Procuro em vão pelas baratas. Pelo que li, são 117. Talvez, só para contrariá-lo, estejam todas numa passeata a favor do Éfe Agá (como Verissimo se referia ao então presidente da república, Fernando Henrique Cardoso). Mas as baratas neoliberais e Voltaire não voltam. E, pior, nada de entrar uma daquelas mulheres que chegam em etapas: primeiro a frente, cinco minutos depois o resto. A vida real não tem happy end, baby.
Ed Mort é um detetive particular cínico e faminto que divide o ‘escri’ com um rato albino e as 117 baratas que se reúnem num canto do cubículo para rir dele. Seu único consolo são as clientes cujas vozes, se engarrafadas, seriam vendidas como afrodisíaco. Ed Mort usa frases curtas como o cano de um 38. Luis Fernando Verissimo também. Essa é uma das raras semelhanças entre o criador monossilábico e suas criaturas que falam pelos cotovelos. Já a diferença entre eles é explícita como um bourbon paraguaio.

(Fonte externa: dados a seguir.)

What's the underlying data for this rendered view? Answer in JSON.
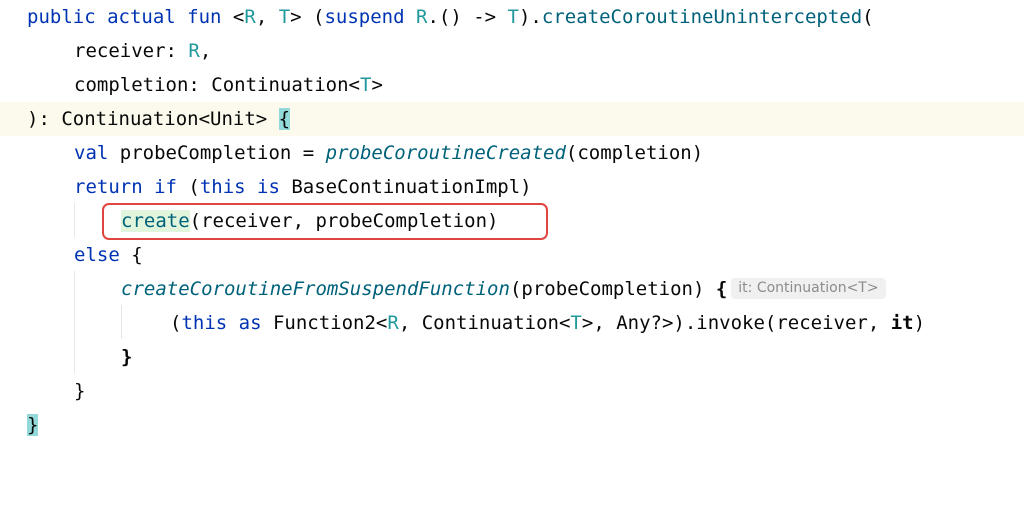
{
  "code": {
    "l1": {
      "kw1": "public actual fun ",
      "p1": "<",
      "t1": "R",
      "p2": ", ",
      "t2": "T",
      "p3": "> (",
      "kw2": "suspend ",
      "t3": "R",
      "p4": ".() -> ",
      "t4": "T",
      "p5": ").",
      "fn": "createCoroutineUnintercepted",
      "p6": "("
    },
    "l2": {
      "name": "receiver: ",
      "type": "R",
      "tail": ","
    },
    "l3": {
      "name": "completion: Continuation<",
      "type": "T",
      "tail": ">"
    },
    "l4": {
      "text": "): Continuation<Unit> ",
      "brace": "{"
    },
    "l5": {
      "kw": "val ",
      "a": "probeCompletion = ",
      "fn": "probeCoroutineCreated",
      "b": "(completion)"
    },
    "l6": {
      "kw1": "return if ",
      "a": "(",
      "kw2": "this is ",
      "b": "BaseContinuationImpl)"
    },
    "l7": {
      "fn": "create",
      "rest": "(receiver, probeCompletion)"
    },
    "l8": {
      "kw": "else ",
      "brace": "{"
    },
    "l9": {
      "fn": "createCoroutineFromSuspendFunction",
      "a": "(probeCompletion) ",
      "brace": "{",
      "hint": "it: Continuation<T>"
    },
    "l10": {
      "p1": "(",
      "kw1": "this ",
      "kw2": "as ",
      "a": "Function2<",
      "t1": "R",
      "b": ", Continuation<",
      "t2": "T",
      "c": ">, Any?>).invoke(receiver, ",
      "it": "it",
      "d": ")"
    },
    "l11": {
      "brace": "}"
    },
    "l12": {
      "brace": "}"
    },
    "l13": {
      "brace": "}"
    }
  },
  "colors": {
    "keyword": "#0033b3",
    "type_param": "#20999d",
    "function": "#00627a",
    "highlight_box": "#e0453f",
    "current_line": "#fcfaed"
  }
}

Ed Mort, o Analista de Bagé, os tipos esquisitos e familiares das “Comédias da vida privada”, enfim, todos os personagens de Verissimo – inclusive os de carne e osso das “Comédias da vida pública” – nos matam de rir; já na vida real, Verissimo, de tão tímido, não sabe sequer contar uma piada.
E mais: não acha graça nenhuma no circo político brasileiro (reeleição, neoliberalismo, aliança do PFL com FH, ou como prefere, Éfe Agá etc). Mas sabe como poucos tornar risível essa gente metida a séria, na coluna que publica diariamente no Correio Braziliense e outros grandes jornais do país.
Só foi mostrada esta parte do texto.